As shown in fig. 5, the chitosan nanobubble structure obtained in examples 1 to 3 is schematically shown, and includes a hollow part 1 and a shell 2, wherein the hollow part 1 is filled with air or perfluoro compound, the shell 2 obtained in examples 1 to 3 contains chitosan and polyacrylic acid, the shell 2 sequentially comprises a polyacrylic acid layer 21 and a chitosan layer 22 from inside to outside, and the shell 2 obtained in example 8 contains not only chitosan and polyacrylic acid, but also the anti-tumor drug doxorubicin, so that the chitosan nanobubble also has a drug loading function. The outer diameter of the housing 2 is approximately 100 nm.

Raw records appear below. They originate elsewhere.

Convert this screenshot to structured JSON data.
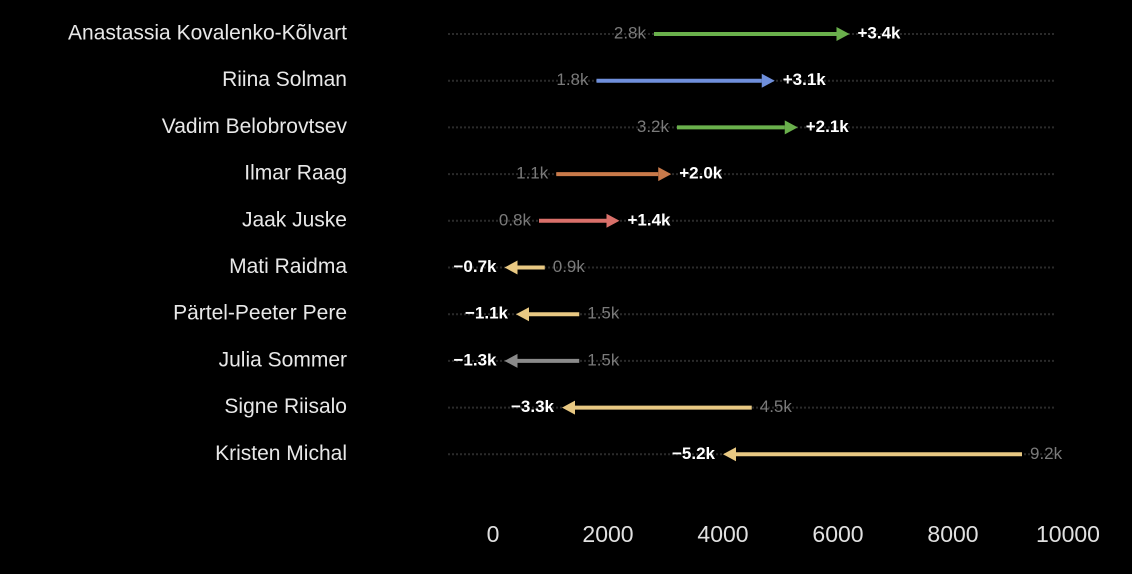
{
  "chart_data": {
    "type": "arrow",
    "categories": [
      "Anastassia Kovalenko-Kõlvart",
      "Riina Solman",
      "Vadim Belobrovtsev",
      "Ilmar Raag",
      "Jaak Juske",
      "Mati Raidma",
      "Pärtel-Peeter Pere",
      "Julia Sommer",
      "Signe Riisalo",
      "Kristen Michal"
    ],
    "values": [
      2800,
      1800,
      3200,
      1100,
      800,
      900,
      1500,
      1500,
      4500,
      9200
    ],
    "value_labels": [
      "2.8k",
      "1.8k",
      "3.2k",
      "1.1k",
      "0.8k",
      "0.9k",
      "1.5k",
      "1.5k",
      "4.5k",
      "9.2k"
    ],
    "changes": [
      3400,
      3100,
      2100,
      2000,
      1400,
      -700,
      -1100,
      -1300,
      -3300,
      -5200
    ],
    "change_labels": [
      "+3.4k",
      "+3.1k",
      "+2.1k",
      "+2.0k",
      "+1.4k",
      "−0.7k",
      "−1.1k",
      "−1.3k",
      "−3.3k",
      "−5.2k"
    ],
    "colors": [
      "#6ab04c",
      "#6f8fdb",
      "#6ab04c",
      "#c97a4a",
      "#d9706a",
      "#e8c882",
      "#e8c882",
      "#8a8a8a",
      "#e8c882",
      "#e8c882"
    ],
    "xlim": [
      -800,
      10600
    ],
    "xticks": [
      0,
      2000,
      4000,
      6000,
      8000,
      10000
    ]
  }
}
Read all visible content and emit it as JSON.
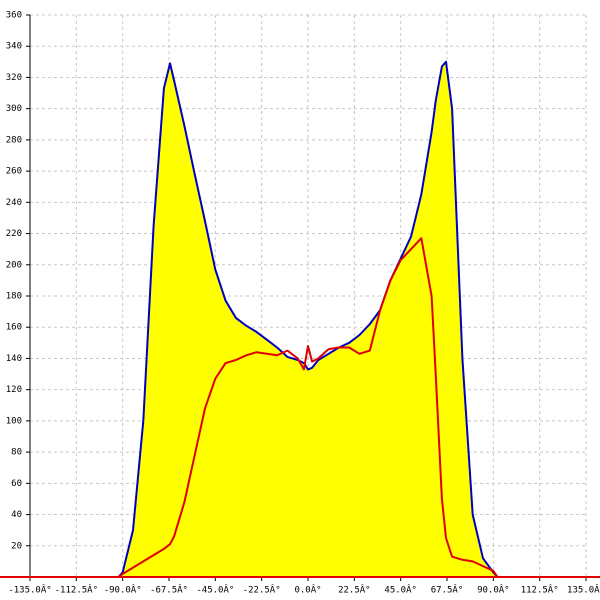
{
  "chart_data": {
    "type": "area",
    "x": [
      -92,
      -90,
      -85,
      -80,
      -75,
      -70,
      -67,
      -65,
      -60,
      -55,
      -50,
      -45,
      -40,
      -35,
      -30,
      -25,
      -20,
      -15,
      -10,
      -5,
      -2,
      0,
      2,
      5,
      10,
      15,
      20,
      25,
      30,
      35,
      40,
      45,
      50,
      55,
      60,
      62,
      65,
      67,
      70,
      75,
      80,
      85,
      90,
      92
    ],
    "series": [
      {
        "color": "#0000c0",
        "fill": "#ffff00",
        "values": [
          0,
          3,
          30,
          100,
          225,
          313,
          329,
          318,
          289,
          258,
          228,
          197,
          177,
          166,
          161,
          157,
          152,
          147,
          141,
          139,
          137,
          133,
          134,
          139,
          143,
          147,
          150,
          155,
          162,
          171,
          190,
          204,
          218,
          245,
          285,
          305,
          327,
          330,
          300,
          140,
          40,
          12,
          3,
          0
        ]
      },
      {
        "color": "#e00000",
        "values": [
          0,
          2,
          6,
          10,
          14,
          18,
          21,
          26,
          48,
          78,
          108,
          127,
          137,
          139,
          142,
          144,
          143,
          142,
          145,
          140,
          133,
          148,
          138,
          140,
          146,
          147,
          147,
          143,
          145,
          171,
          190,
          203,
          210,
          217,
          180,
          130,
          50,
          25,
          13,
          11,
          10,
          7,
          4,
          0
        ]
      }
    ],
    "xlim": [
      -135,
      135
    ],
    "xticks": [
      {
        "value": -135,
        "label": "-135.0Â°"
      },
      {
        "value": -112.5,
        "label": "-112.5Â°"
      },
      {
        "value": -90,
        "label": "-90.0Â°"
      },
      {
        "value": -67.5,
        "label": "-67.5Â°"
      },
      {
        "value": -45,
        "label": "-45.0Â°"
      },
      {
        "value": -22.5,
        "label": "-22.5Â°"
      },
      {
        "value": 0,
        "label": "0.0Â°"
      },
      {
        "value": 22.5,
        "label": "22.5Â°"
      },
      {
        "value": 45,
        "label": "45.0Â°"
      },
      {
        "value": 67.5,
        "label": "67.5Â°"
      },
      {
        "value": 90,
        "label": "90.0Â°"
      },
      {
        "value": 112.5,
        "label": "112.5Â°"
      },
      {
        "value": 135,
        "label": "135.0Â°"
      }
    ],
    "ylim": [
      0,
      360
    ],
    "yticks": [
      20,
      40,
      60,
      80,
      100,
      120,
      140,
      160,
      180,
      200,
      220,
      240,
      260,
      280,
      300,
      320,
      340,
      360
    ],
    "grid": true
  }
}
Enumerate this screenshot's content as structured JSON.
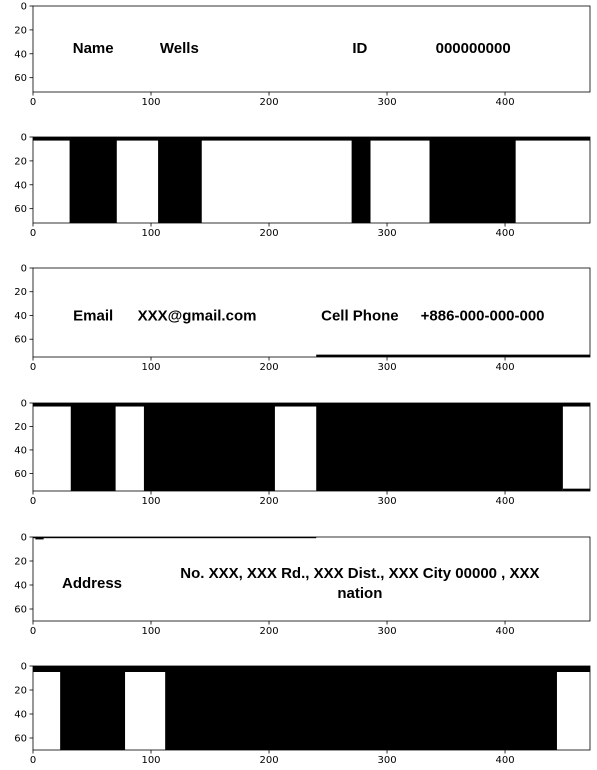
{
  "chart_data": [
    {
      "type": "heatmap",
      "xlim": [
        0,
        472
      ],
      "ylim": [
        72,
        0
      ],
      "xticks": [
        0,
        100,
        200,
        300,
        400
      ],
      "yticks": [
        0,
        20,
        40,
        60
      ],
      "texts": [
        {
          "lines": [
            "Name"
          ],
          "x": 51,
          "y": 36
        },
        {
          "lines": [
            "Wells"
          ],
          "x": 124,
          "y": 36
        },
        {
          "lines": [
            "ID"
          ],
          "x": 277,
          "y": 36
        },
        {
          "lines": [
            "000000000"
          ],
          "x": 373,
          "y": 36
        }
      ],
      "black_regions": []
    },
    {
      "type": "heatmap",
      "xlim": [
        0,
        472
      ],
      "ylim": [
        72,
        0
      ],
      "xticks": [
        0,
        100,
        200,
        300,
        400
      ],
      "yticks": [
        0,
        20,
        40,
        60
      ],
      "texts": [],
      "black_regions": [
        {
          "x0": 0,
          "x1": 472,
          "y0": 0,
          "y1": 3
        },
        {
          "x0": 31,
          "x1": 71,
          "y0": 0,
          "y1": 72
        },
        {
          "x0": 106,
          "x1": 143,
          "y0": 0,
          "y1": 72
        },
        {
          "x0": 270,
          "x1": 286,
          "y0": 0,
          "y1": 72
        },
        {
          "x0": 336,
          "x1": 409,
          "y0": 0,
          "y1": 72
        }
      ]
    },
    {
      "type": "heatmap",
      "xlim": [
        0,
        472
      ],
      "ylim": [
        75,
        0
      ],
      "xticks": [
        0,
        100,
        200,
        300,
        400
      ],
      "yticks": [
        0,
        20,
        40,
        60
      ],
      "texts": [
        {
          "lines": [
            "Email"
          ],
          "x": 51,
          "y": 41
        },
        {
          "lines": [
            "XXX@gmail.com"
          ],
          "x": 139,
          "y": 41
        },
        {
          "lines": [
            "Cell Phone"
          ],
          "x": 277,
          "y": 41
        },
        {
          "lines": [
            "+886-000-000-000"
          ],
          "x": 381,
          "y": 41
        }
      ],
      "black_regions": [
        {
          "x0": 240,
          "x1": 472,
          "y0": 73,
          "y1": 75
        }
      ]
    },
    {
      "type": "heatmap",
      "xlim": [
        0,
        472
      ],
      "ylim": [
        75,
        0
      ],
      "xticks": [
        0,
        100,
        200,
        300,
        400
      ],
      "yticks": [
        0,
        20,
        40,
        60
      ],
      "texts": [],
      "black_regions": [
        {
          "x0": 0,
          "x1": 472,
          "y0": 0,
          "y1": 3
        },
        {
          "x0": 32,
          "x1": 70,
          "y0": 0,
          "y1": 75
        },
        {
          "x0": 94,
          "x1": 205,
          "y0": 0,
          "y1": 75
        },
        {
          "x0": 240,
          "x1": 449,
          "y0": 0,
          "y1": 75
        },
        {
          "x0": 449,
          "x1": 472,
          "y0": 73,
          "y1": 75
        }
      ]
    },
    {
      "type": "heatmap",
      "xlim": [
        0,
        472
      ],
      "ylim": [
        70,
        0
      ],
      "xticks": [
        0,
        100,
        200,
        300,
        400
      ],
      "yticks": [
        0,
        20,
        40,
        60
      ],
      "texts": [
        {
          "lines": [
            "Address"
          ],
          "x": 50,
          "y": 39
        },
        {
          "lines": [
            "No. XXX, XXX Rd., XXX Dist., XXX City 00000 , XXX",
            "nation"
          ],
          "x": 277,
          "y": 31
        }
      ],
      "black_regions": [
        {
          "x0": 0,
          "x1": 240,
          "y0": 0,
          "y1": 1
        },
        {
          "x0": 2,
          "x1": 9,
          "y0": 0,
          "y1": 2
        }
      ]
    },
    {
      "type": "heatmap",
      "xlim": [
        0,
        472
      ],
      "ylim": [
        70,
        0
      ],
      "xticks": [
        0,
        100,
        200,
        300,
        400
      ],
      "yticks": [
        0,
        20,
        40,
        60
      ],
      "texts": [],
      "black_regions": [
        {
          "x0": 0,
          "x1": 472,
          "y0": 0,
          "y1": 5
        },
        {
          "x0": 23,
          "x1": 78,
          "y0": 0,
          "y1": 70
        },
        {
          "x0": 112,
          "x1": 444,
          "y0": 0,
          "y1": 70
        }
      ]
    }
  ]
}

The foregoing embodiments are merely illustrative of the principles and utilities of the present invention and are not intended to limit the invention. Any person skilled in the art can modify or change the above-mentioned embodiments without departing from the spirit and scope of the present invention. Accordingly, it is intended that all equivalent modifications or changes which can be made by those skilled in the art without departing from the spirit and technical spirit of the present invention be covered by the claims of the present invention.